OOD splits (workload swap to Azure / Alibaba, solar drought, cooling stress) are configured per experiment via set_profiles(...) and the data pipeline's OOD transforms in powerzoo.data.dc_microgrid_profiles.

Code recipe¶

from powerzoo.tasks import make_task_env

env = make_task_env("dc_microgrid_safe", split="train")
obs, info = env.reset(seed=0)

terminated = truncated = False
while not (terminated or truncated):
    obs, reward, terminated, truncated, info = env.step(env.action_space.sample())
    print(info["reward_vector"], info["selected_constraint_costs"])
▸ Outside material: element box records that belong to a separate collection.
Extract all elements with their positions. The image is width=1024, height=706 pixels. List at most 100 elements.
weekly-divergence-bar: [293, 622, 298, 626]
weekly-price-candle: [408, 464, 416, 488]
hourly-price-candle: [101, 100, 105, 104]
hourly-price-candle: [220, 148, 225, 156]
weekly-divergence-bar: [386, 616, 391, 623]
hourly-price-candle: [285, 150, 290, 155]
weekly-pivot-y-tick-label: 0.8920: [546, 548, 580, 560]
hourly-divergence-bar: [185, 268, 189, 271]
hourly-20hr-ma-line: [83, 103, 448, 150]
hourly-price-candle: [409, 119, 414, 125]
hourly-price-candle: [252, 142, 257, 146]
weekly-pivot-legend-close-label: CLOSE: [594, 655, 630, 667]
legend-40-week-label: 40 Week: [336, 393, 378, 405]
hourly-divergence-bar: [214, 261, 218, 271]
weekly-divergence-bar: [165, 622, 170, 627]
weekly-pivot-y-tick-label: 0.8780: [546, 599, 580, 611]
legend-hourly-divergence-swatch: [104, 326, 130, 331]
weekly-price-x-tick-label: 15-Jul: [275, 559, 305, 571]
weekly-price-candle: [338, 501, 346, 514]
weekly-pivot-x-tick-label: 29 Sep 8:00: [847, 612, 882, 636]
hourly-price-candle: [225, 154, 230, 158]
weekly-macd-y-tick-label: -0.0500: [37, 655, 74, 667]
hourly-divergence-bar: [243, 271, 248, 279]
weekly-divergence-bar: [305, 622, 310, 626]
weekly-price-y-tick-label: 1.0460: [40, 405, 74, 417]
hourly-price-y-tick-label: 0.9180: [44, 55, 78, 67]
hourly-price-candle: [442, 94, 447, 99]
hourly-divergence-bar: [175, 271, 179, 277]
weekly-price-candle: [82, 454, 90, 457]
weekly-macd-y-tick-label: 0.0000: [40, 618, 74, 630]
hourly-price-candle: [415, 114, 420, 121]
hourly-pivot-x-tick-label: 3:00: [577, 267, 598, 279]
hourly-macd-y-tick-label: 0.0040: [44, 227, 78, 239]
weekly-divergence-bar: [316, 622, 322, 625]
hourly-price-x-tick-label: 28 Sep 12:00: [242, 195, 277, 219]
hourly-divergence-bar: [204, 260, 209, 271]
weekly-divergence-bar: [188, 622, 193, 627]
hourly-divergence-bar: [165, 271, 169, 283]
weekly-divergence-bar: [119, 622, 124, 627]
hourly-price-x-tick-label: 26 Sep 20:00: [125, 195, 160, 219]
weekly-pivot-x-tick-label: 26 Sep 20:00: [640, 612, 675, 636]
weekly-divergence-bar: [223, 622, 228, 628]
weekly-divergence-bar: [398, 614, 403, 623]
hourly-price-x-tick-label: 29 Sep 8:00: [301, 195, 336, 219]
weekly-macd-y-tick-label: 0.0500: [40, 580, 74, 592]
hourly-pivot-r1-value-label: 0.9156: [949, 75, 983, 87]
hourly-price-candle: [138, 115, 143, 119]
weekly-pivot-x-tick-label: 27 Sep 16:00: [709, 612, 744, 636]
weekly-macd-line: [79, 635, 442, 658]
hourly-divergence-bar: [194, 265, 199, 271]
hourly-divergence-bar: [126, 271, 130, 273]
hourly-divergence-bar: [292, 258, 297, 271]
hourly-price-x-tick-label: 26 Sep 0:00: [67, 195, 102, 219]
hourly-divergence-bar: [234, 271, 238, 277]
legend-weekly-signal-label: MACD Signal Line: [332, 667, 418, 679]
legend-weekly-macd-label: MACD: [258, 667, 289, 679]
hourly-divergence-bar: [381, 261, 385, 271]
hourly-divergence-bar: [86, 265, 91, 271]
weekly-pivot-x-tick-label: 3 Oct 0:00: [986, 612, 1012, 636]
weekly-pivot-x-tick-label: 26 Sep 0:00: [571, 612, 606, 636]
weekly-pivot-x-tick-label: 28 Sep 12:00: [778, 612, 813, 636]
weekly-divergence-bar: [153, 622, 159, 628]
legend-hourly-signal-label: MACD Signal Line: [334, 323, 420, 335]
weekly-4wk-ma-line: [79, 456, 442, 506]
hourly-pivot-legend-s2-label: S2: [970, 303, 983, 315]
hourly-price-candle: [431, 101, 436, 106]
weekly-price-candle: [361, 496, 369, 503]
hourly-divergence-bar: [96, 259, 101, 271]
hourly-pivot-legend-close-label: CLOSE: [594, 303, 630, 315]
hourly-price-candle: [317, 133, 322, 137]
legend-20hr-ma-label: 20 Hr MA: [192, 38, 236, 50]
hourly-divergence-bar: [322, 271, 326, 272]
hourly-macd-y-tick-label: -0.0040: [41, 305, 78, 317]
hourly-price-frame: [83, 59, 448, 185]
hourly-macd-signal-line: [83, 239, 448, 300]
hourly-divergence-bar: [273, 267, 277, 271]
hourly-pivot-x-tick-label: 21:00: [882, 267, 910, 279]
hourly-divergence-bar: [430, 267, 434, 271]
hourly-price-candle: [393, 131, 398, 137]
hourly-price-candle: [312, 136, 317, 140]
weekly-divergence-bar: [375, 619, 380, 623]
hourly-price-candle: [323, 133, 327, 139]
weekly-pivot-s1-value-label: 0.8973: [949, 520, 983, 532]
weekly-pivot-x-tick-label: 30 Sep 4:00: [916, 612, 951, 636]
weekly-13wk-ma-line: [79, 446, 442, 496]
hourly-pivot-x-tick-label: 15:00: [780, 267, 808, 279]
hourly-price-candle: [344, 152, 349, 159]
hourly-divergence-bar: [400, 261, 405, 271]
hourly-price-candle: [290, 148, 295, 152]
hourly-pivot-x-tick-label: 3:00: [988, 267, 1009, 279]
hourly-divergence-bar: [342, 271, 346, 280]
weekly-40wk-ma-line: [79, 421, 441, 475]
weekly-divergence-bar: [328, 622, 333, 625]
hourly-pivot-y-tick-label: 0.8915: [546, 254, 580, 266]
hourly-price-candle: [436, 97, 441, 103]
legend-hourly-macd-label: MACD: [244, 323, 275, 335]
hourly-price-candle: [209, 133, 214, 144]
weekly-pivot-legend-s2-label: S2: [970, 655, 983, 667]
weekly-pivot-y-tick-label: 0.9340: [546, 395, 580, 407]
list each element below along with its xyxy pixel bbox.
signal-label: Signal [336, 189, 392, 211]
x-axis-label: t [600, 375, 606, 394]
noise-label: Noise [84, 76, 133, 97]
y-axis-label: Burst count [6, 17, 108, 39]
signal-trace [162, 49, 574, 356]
For a scalar Safe-RL-library projection, keep the Gym 5-tuple and let the wrapper write compatibility info["cost"]:

from powerzoo.rl import Trainer

t = Trainer("dc_microgrid_safe", algorithm="SAC", total_timesteps=2_000_000,
            safe_rl=True, cost_threshold=0.5)
t.train()
results = t.evaluate(split="test")

For multi-objective training, use a custom loop that reads info["reward_vector"] (see Training · Custom loops).

Baselines¶

Random — RandomPolicy. Usually infeasible (large cost_power_deficit).
EDF + fixed cooling — earliest-deadline-first scheduler with a fixed thermostat. The "rule-based" baseline.
Solar-aware heuristic — schedule training when solar is high, conservative otherwise.
Perfect-foresight LP / MILP planner — offline upper bound on the scalar reward.

Metrics to report¶

Multi-objective tasks need the full vector. Primary metrics:

total_energy_mwh — facility energy.
total_operating_cost_$ — fuel + battery wear.
total_carbon_kg — diesel emissions.
Per-constraint episode costs for sla, overtemp, and power_deficit.
sla_violation_rate, thermal_safety_rate, power_balance_deficit_mwh — the three operational constraint axes.
renewable_utilization_pct, battery_cycling_count, diesel_runtime_hours — diagnostics.
pareto_hypervolume — for multi-objective methods.
robustness_gap — perf(IID) - perf(workload_swap).